An introduction to Julia!

13 April 2023

The field of data science is constantly evolving and new tools are being developed at a rapid
pace to meet the needs of data scientists. From specialised programming languages like R,
to machine learning frameworks like TensorFlow and PyTorch, there are a wide variety of
tools available to help data scientists work more efficiently and effectively.



Currently 23rd on the PYPL index, Julia has been around for over a decade. There is little
doubt as to whether Python and R will continue to reign supreme over the data science
space. However Julia’s growth in popularity, with 45 million downloads as of January 2023, a
growth of 13,000% since 2016 (Julia Annual Growth Report) and being placed 12th in
Redpoint’s Open-source top 25, it would be remiss to not understand what the language
has to offer.

What is Julia?

Julia is a high-level, high-performance, dynamic programming language designed to address
the needs of numerical and scientific computing, data analysis, and visualisation. It was first
introduced in 2012 by a group of computer scientists and mathematicians from MIT, and has
since gained popularity among researchers and developers in various fields, including
physics, engineering, finance, and machine learning.

The Key benefits of Julia

It’s fast. In its documentation, Julia claims to be approaching the performance of C, which is
rarely heard of for a high-level programming language. When implemented properly, it can
be seen that Julia hugely outperforms R and Python in terms of speed, shown in its micro
. In 2017, Julia became the first high-level language to join the Petaflop Club
after managing to catalogue 188 million stars, galaxies and other astronomical objects in just
14.6 minutes. This level of speed has been achieved through its just-in-time (referred to as
JIT) compiler and its built- in parallel computing support.

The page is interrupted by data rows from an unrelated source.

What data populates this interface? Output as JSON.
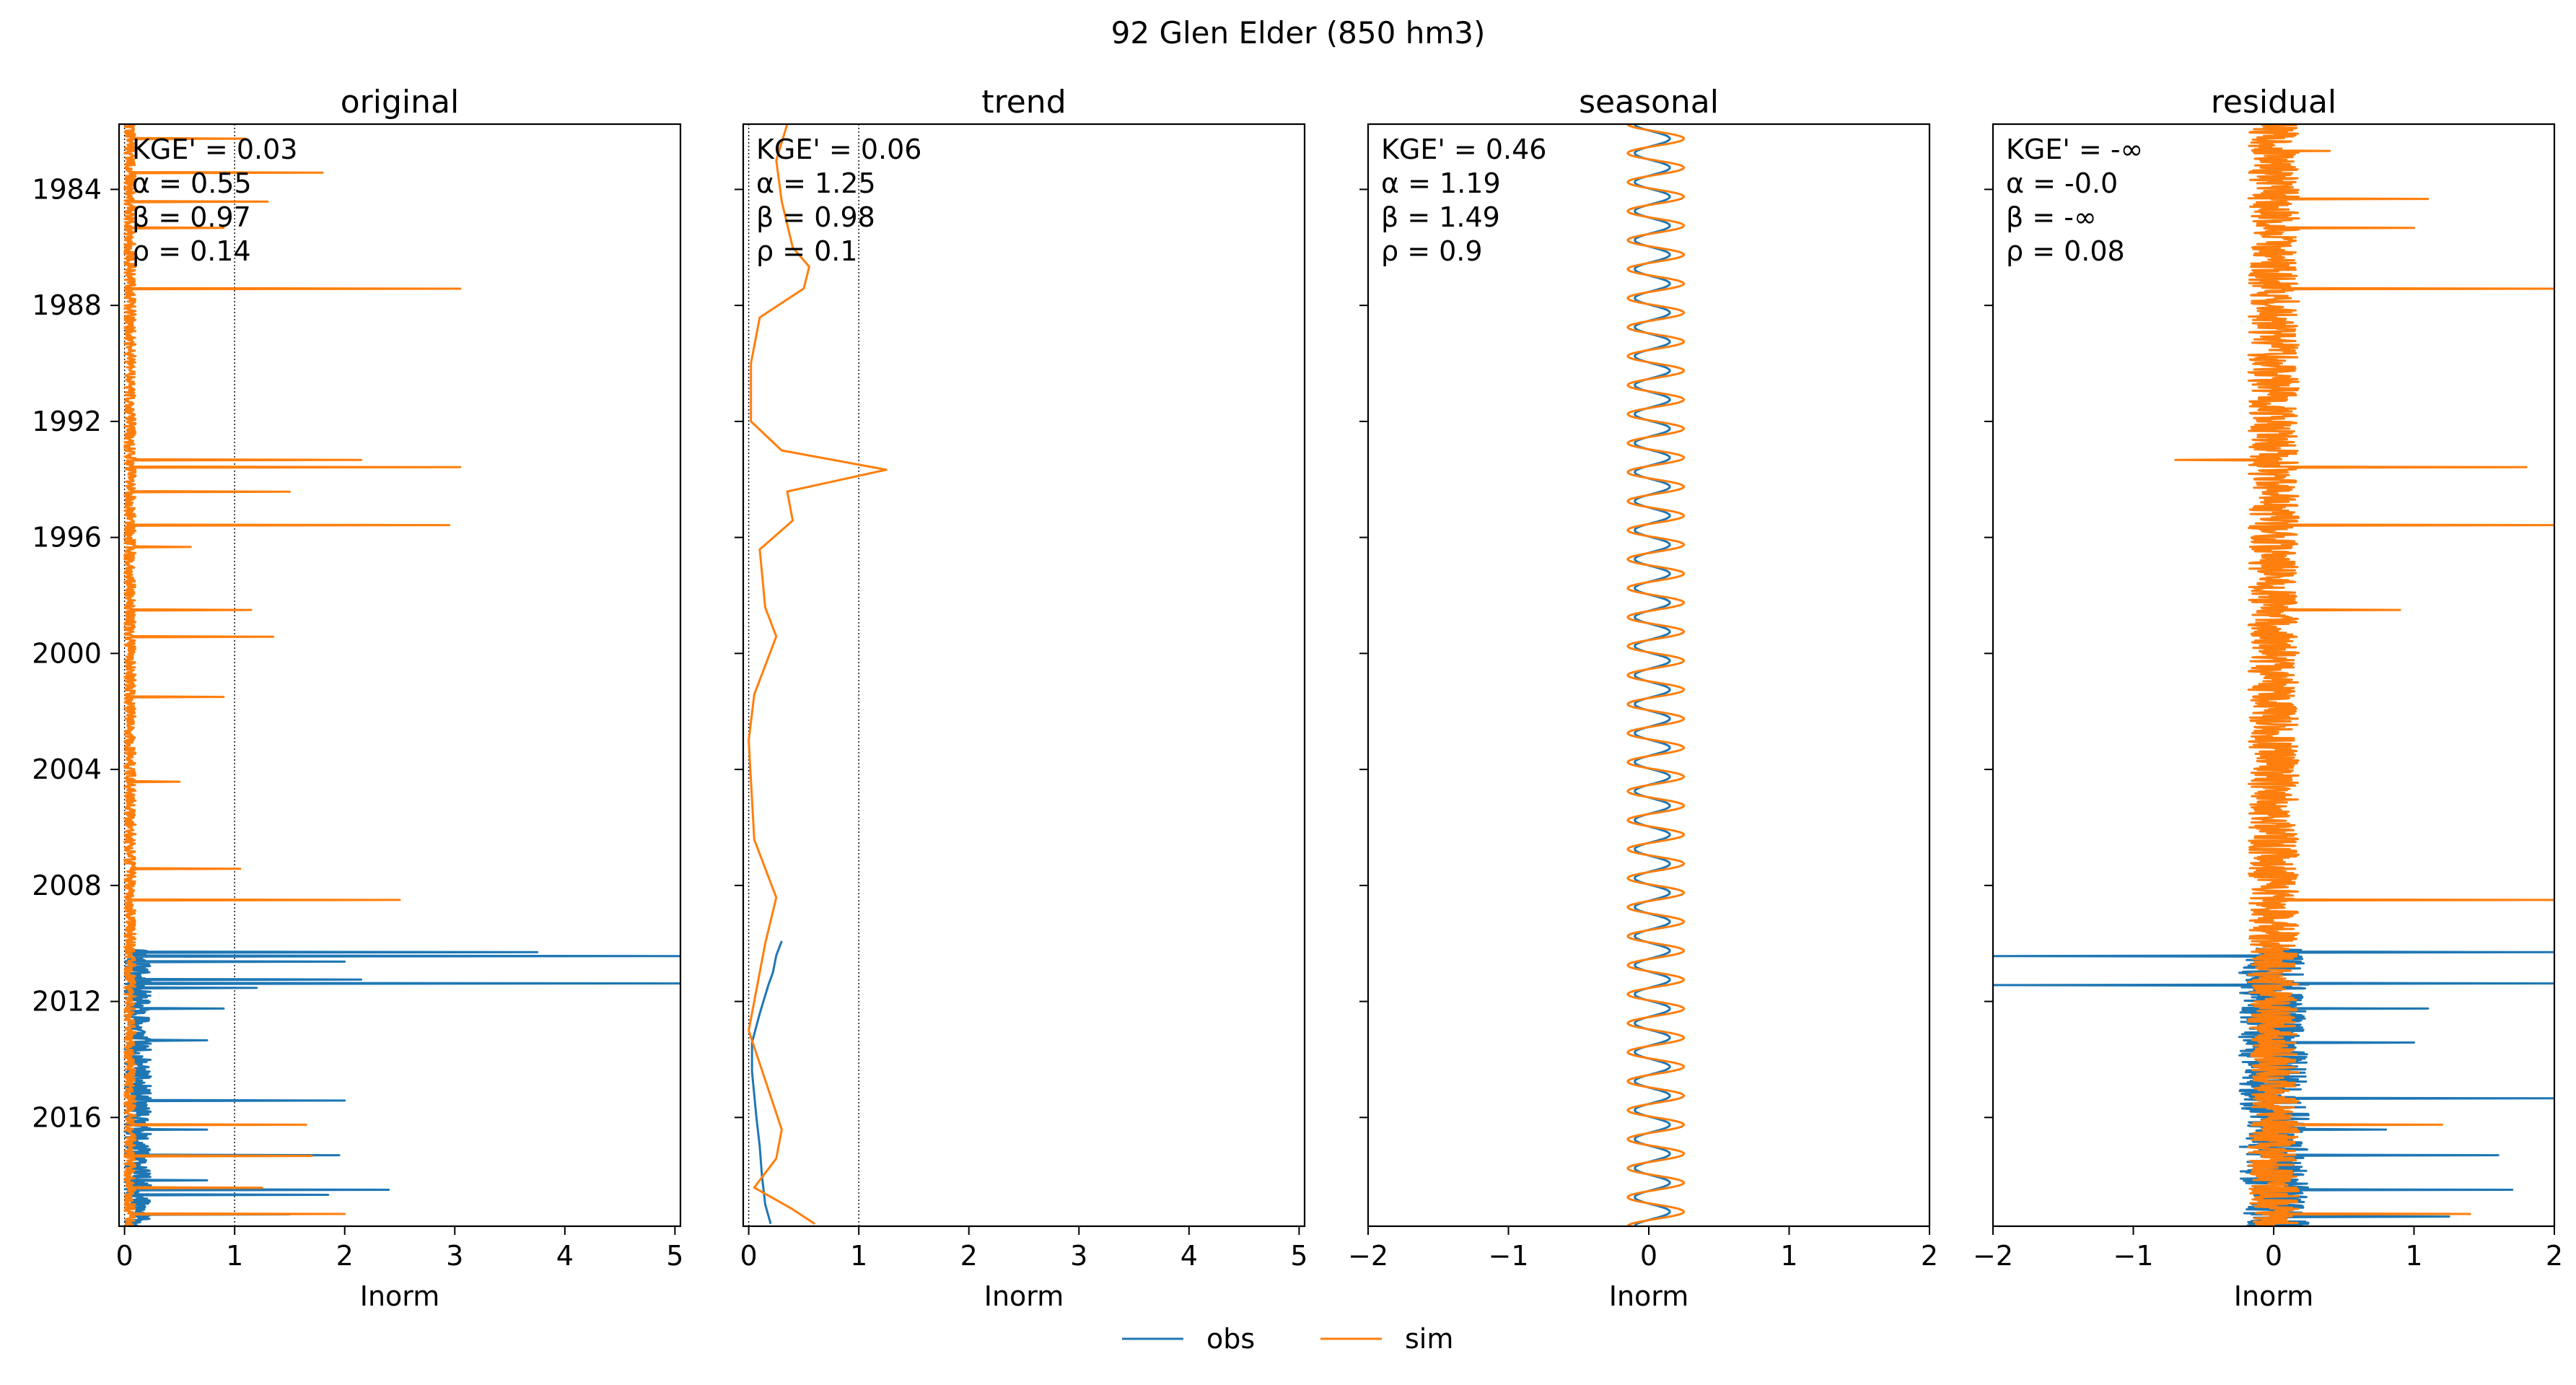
{
  "figure": {
    "suptitle": "92  Glen Elder (850 hm3)",
    "legend": [
      {
        "label": "obs",
        "color": "#1f77b4"
      },
      {
        "label": "sim",
        "color": "#ff7f0e"
      }
    ],
    "legend_placement": "bottom-center"
  },
  "chart_data": [
    {
      "type": "line",
      "title": "original",
      "xlabel": "Inorm",
      "xlim": [
        -0.05,
        5.05
      ],
      "xticks": [
        "0",
        "1",
        "2",
        "3",
        "4",
        "5"
      ],
      "y_axis": "date",
      "ylim": [
        "1981-10-01",
        "2019-10-01"
      ],
      "yticks": [
        "1984",
        "1988",
        "1992",
        "1996",
        "2000",
        "2004",
        "2008",
        "2012",
        "2016"
      ],
      "reference_lines_x": [
        0,
        1
      ],
      "metrics": [
        "KGE' = 0.03",
        "α = 0.55",
        "β = 0.97",
        "ρ = 0.14"
      ],
      "series": [
        {
          "name": "obs",
          "color": "#1f77b4",
          "start": "2010-03-01",
          "end": "2019-09-30",
          "base": 0.12,
          "noise": 0.12,
          "seed": 11,
          "spikes": [
            [
              "2010-04-20",
              3.75
            ],
            [
              "2010-06-10",
              5.05
            ],
            [
              "2010-08-15",
              2.0
            ],
            [
              "2011-04-01",
              2.15
            ],
            [
              "2011-05-20",
              5.05
            ],
            [
              "2011-07-10",
              1.2
            ],
            [
              "2012-04-01",
              0.9
            ],
            [
              "2013-05-01",
              0.75
            ],
            [
              "2015-06-01",
              2.0
            ],
            [
              "2016-06-01",
              0.75
            ],
            [
              "2017-04-20",
              1.95
            ],
            [
              "2018-03-01",
              0.75
            ],
            [
              "2018-07-01",
              2.4
            ],
            [
              "2018-09-01",
              1.85
            ],
            [
              "2019-05-01",
              1.5
            ]
          ]
        },
        {
          "name": "sim",
          "color": "#ff7f0e",
          "start": "1981-10-01",
          "end": "2019-09-30",
          "base": 0.05,
          "noise": 0.05,
          "seed": 22,
          "spikes": [
            [
              "1982-04-01",
              1.1
            ],
            [
              "1983-06-01",
              1.8
            ],
            [
              "1984-06-01",
              1.3
            ],
            [
              "1985-05-01",
              0.9
            ],
            [
              "1987-06-01",
              3.05
            ],
            [
              "1993-05-01",
              2.15
            ],
            [
              "1993-08-01",
              3.05
            ],
            [
              "1994-06-01",
              1.5
            ],
            [
              "1995-08-01",
              2.95
            ],
            [
              "1996-05-01",
              0.6
            ],
            [
              "1998-07-01",
              1.15
            ],
            [
              "1999-06-01",
              1.35
            ],
            [
              "2001-07-01",
              0.9
            ],
            [
              "2004-06-01",
              0.5
            ],
            [
              "2007-06-01",
              1.05
            ],
            [
              "2008-07-01",
              2.5
            ],
            [
              "2016-04-01",
              1.65
            ],
            [
              "2017-05-01",
              1.7
            ],
            [
              "2018-06-01",
              1.25
            ],
            [
              "2019-05-01",
              2.0
            ]
          ]
        }
      ]
    },
    {
      "type": "line",
      "title": "trend",
      "xlabel": "Inorm",
      "xlim": [
        -0.05,
        5.05
      ],
      "xticks": [
        "0",
        "1",
        "2",
        "3",
        "4",
        "5"
      ],
      "y_axis": "date",
      "ylim": [
        "1981-10-01",
        "2019-10-01"
      ],
      "reference_lines_x": [
        0,
        1
      ],
      "metrics": [
        "KGE' = 0.06",
        "α = 1.25",
        "β = 0.98",
        "ρ = 0.1"
      ],
      "series": [
        {
          "name": "obs",
          "color": "#1f77b4",
          "points": [
            [
              "2009-12-01",
              0.3
            ],
            [
              "2010-06-01",
              0.25
            ],
            [
              "2011-01-01",
              0.22
            ],
            [
              "2011-06-01",
              0.18
            ],
            [
              "2012-06-01",
              0.1
            ],
            [
              "2013-06-01",
              0.03
            ],
            [
              "2014-06-01",
              0.03
            ],
            [
              "2016-01-01",
              0.07
            ],
            [
              "2017-01-01",
              0.1
            ],
            [
              "2018-01-01",
              0.12
            ],
            [
              "2019-01-01",
              0.15
            ],
            [
              "2019-09-01",
              0.2
            ]
          ]
        },
        {
          "name": "sim",
          "color": "#ff7f0e",
          "points": [
            [
              "1981-10-01",
              0.35
            ],
            [
              "1983-01-01",
              0.25
            ],
            [
              "1984-06-01",
              0.3
            ],
            [
              "1986-01-01",
              0.4
            ],
            [
              "1986-09-01",
              0.55
            ],
            [
              "1987-06-01",
              0.5
            ],
            [
              "1988-06-01",
              0.1
            ],
            [
              "1990-01-01",
              0.02
            ],
            [
              "1992-01-01",
              0.02
            ],
            [
              "1993-01-01",
              0.3
            ],
            [
              "1993-09-01",
              1.25
            ],
            [
              "1994-06-01",
              0.35
            ],
            [
              "1995-06-01",
              0.4
            ],
            [
              "1996-06-01",
              0.1
            ],
            [
              "1998-06-01",
              0.15
            ],
            [
              "1999-06-01",
              0.25
            ],
            [
              "2001-06-01",
              0.05
            ],
            [
              "2003-01-01",
              0.0
            ],
            [
              "2006-06-01",
              0.05
            ],
            [
              "2008-06-01",
              0.25
            ],
            [
              "2010-01-01",
              0.15
            ],
            [
              "2013-01-01",
              0.0
            ],
            [
              "2016-06-01",
              0.3
            ],
            [
              "2017-06-01",
              0.25
            ],
            [
              "2018-06-01",
              0.05
            ],
            [
              "2019-03-01",
              0.4
            ],
            [
              "2019-09-01",
              0.6
            ]
          ]
        }
      ]
    },
    {
      "type": "line",
      "title": "seasonal",
      "xlabel": "Inorm",
      "xlim": [
        -2,
        2
      ],
      "xticks": [
        "−2",
        "−1",
        "0",
        "1",
        "2"
      ],
      "y_axis": "date",
      "ylim": [
        "1981-10-01",
        "2019-10-01"
      ],
      "metrics": [
        "KGE' = 0.46",
        "α = 1.19",
        "β = 1.49",
        "ρ = 0.9"
      ],
      "series": [
        {
          "name": "obs",
          "color": "#1f77b4",
          "start": "1981-10-01",
          "end": "2019-09-30",
          "min": -0.1,
          "max": 0.15
        },
        {
          "name": "sim",
          "color": "#ff7f0e",
          "start": "1981-10-01",
          "end": "2019-09-30",
          "min": -0.15,
          "max": 0.25
        }
      ]
    },
    {
      "type": "line",
      "title": "residual",
      "xlabel": "Inorm",
      "xlim": [
        -2,
        2
      ],
      "xticks": [
        "−2",
        "−1",
        "0",
        "1",
        "2"
      ],
      "y_axis": "date",
      "ylim": [
        "1981-10-01",
        "2019-10-01"
      ],
      "metrics": [
        "KGE' = -∞",
        "α = -0.0",
        "β = -∞",
        "ρ = 0.08"
      ],
      "series": [
        {
          "name": "obs",
          "color": "#1f77b4",
          "start": "2010-03-01",
          "end": "2019-09-30",
          "base": 0,
          "noise": 0.25,
          "seed": 33,
          "spikes": [
            [
              "2010-04-20",
              2.0
            ],
            [
              "2010-06-10",
              -2.0
            ],
            [
              "2011-05-20",
              2.0
            ],
            [
              "2011-06-10",
              -2.0
            ],
            [
              "2012-04-01",
              1.1
            ],
            [
              "2013-06-01",
              1.0
            ],
            [
              "2015-05-01",
              2.0
            ],
            [
              "2016-06-01",
              0.8
            ],
            [
              "2017-04-20",
              1.6
            ],
            [
              "2018-07-01",
              1.7
            ],
            [
              "2019-06-01",
              1.25
            ]
          ]
        },
        {
          "name": "sim",
          "color": "#ff7f0e",
          "start": "1981-10-01",
          "end": "2019-09-30",
          "base": 0,
          "noise": 0.18,
          "seed": 44,
          "spikes": [
            [
              "1982-09-01",
              0.4
            ],
            [
              "1984-05-01",
              1.1
            ],
            [
              "1985-05-01",
              1.0
            ],
            [
              "1987-06-01",
              2.0
            ],
            [
              "1993-05-01",
              -0.7
            ],
            [
              "1993-08-01",
              1.8
            ],
            [
              "1995-08-01",
              2.0
            ],
            [
              "1998-07-01",
              0.9
            ],
            [
              "2008-07-01",
              2.0
            ],
            [
              "2016-04-01",
              1.2
            ],
            [
              "2019-05-01",
              1.4
            ]
          ]
        }
      ]
    }
  ]
}
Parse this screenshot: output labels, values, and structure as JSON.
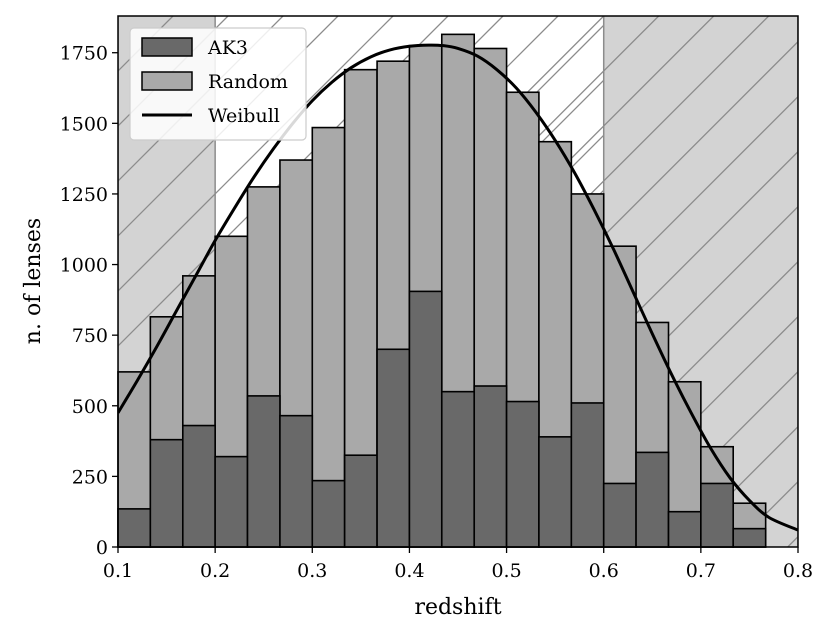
{
  "chart_data": {
    "type": "bar",
    "title": "",
    "xlabel": "redshift",
    "ylabel": "n. of lenses",
    "xlim": [
      0.1,
      0.8
    ],
    "ylim": [
      0,
      1880
    ],
    "xticks": [
      0.1,
      0.2,
      0.3,
      0.4,
      0.5,
      0.6,
      0.7,
      0.8
    ],
    "xtick_labels": [
      "0.1",
      "0.2",
      "0.3",
      "0.4",
      "0.5",
      "0.6",
      "0.7",
      "0.8"
    ],
    "yticks": [
      0,
      250,
      500,
      750,
      1000,
      1250,
      1500,
      1750
    ],
    "ytick_labels": [
      "0",
      "250",
      "500",
      "750",
      "1000",
      "1250",
      "1500",
      "1750"
    ],
    "bin_edges": [
      0.1,
      0.1333,
      0.1667,
      0.2,
      0.2333,
      0.2667,
      0.3,
      0.3333,
      0.3667,
      0.4,
      0.4333,
      0.4667,
      0.5,
      0.5333,
      0.5667,
      0.6,
      0.6333,
      0.6667,
      0.7,
      0.7333,
      0.7667
    ],
    "series": [
      {
        "name": "Random",
        "color": "#a9a9a9",
        "values": [
          620,
          815,
          960,
          1100,
          1275,
          1370,
          1485,
          1690,
          1720,
          1775,
          1815,
          1765,
          1610,
          1435,
          1250,
          1065,
          795,
          585,
          355,
          155
        ]
      },
      {
        "name": "AK3",
        "color": "#696969",
        "values": [
          135,
          380,
          430,
          320,
          535,
          465,
          235,
          325,
          700,
          905,
          550,
          570,
          515,
          390,
          510,
          225,
          335,
          125,
          225,
          65
        ]
      }
    ],
    "lines": [
      {
        "name": "Weibull",
        "color": "#000000",
        "x": [
          0.1,
          0.12,
          0.14,
          0.16,
          0.18,
          0.2,
          0.22,
          0.24,
          0.26,
          0.28,
          0.3,
          0.32,
          0.34,
          0.36,
          0.38,
          0.4,
          0.42,
          0.435,
          0.45,
          0.47,
          0.49,
          0.51,
          0.53,
          0.55,
          0.57,
          0.59,
          0.61,
          0.63,
          0.65,
          0.67,
          0.69,
          0.71,
          0.73,
          0.75,
          0.77,
          0.8
        ],
        "y": [
          475,
          590,
          710,
          835,
          960,
          1085,
          1200,
          1310,
          1410,
          1500,
          1580,
          1645,
          1697,
          1735,
          1760,
          1773,
          1777,
          1775,
          1765,
          1738,
          1690,
          1625,
          1540,
          1440,
          1325,
          1195,
          1055,
          905,
          755,
          610,
          475,
          350,
          245,
          165,
          105,
          60
        ]
      }
    ],
    "shaded_regions": [
      {
        "x": [
          0.1,
          0.2
        ],
        "fill": "#d3d3d3",
        "hatch": "/"
      },
      {
        "x": [
          0.6,
          0.8
        ],
        "fill": "#d3d3d3",
        "hatch": "/"
      }
    ],
    "legend": {
      "position": "top-left",
      "entries": [
        {
          "label": "AK3",
          "kind": "patch",
          "color": "#696969"
        },
        {
          "label": "Random",
          "kind": "patch",
          "color": "#a9a9a9"
        },
        {
          "label": "Weibull",
          "kind": "line",
          "color": "#000000"
        }
      ]
    },
    "grid": false
  }
}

It’s flexible. Its ability to seamlessly integrate with other programming languages, such as
Python, R, and C/C++, allows users to take advantage of existing code libraries without
having to rewrite them in Julia. In addition to a growing ecosystem of over 8000 packages, it
can be argued to combine the strengths of the major players within the data science field.

Should you learn Julia

Overall, Julia is a modern programming language that offers a unique combination of ease of
use, speed, and flexibility, making it an excellent choice for a wide range of applications in
scientific computing and data analysis. It has effective use-cases in machine learning and
statistics to supercomputing and financial modelling.

However, it is young. Its ecosystem is still growing, and one should be wary of learning it
instead of Python. However, for those already proficient in the major languages, Julia is an exciting tool to learn, to prepare for the future as we deal with exponentially more and more data.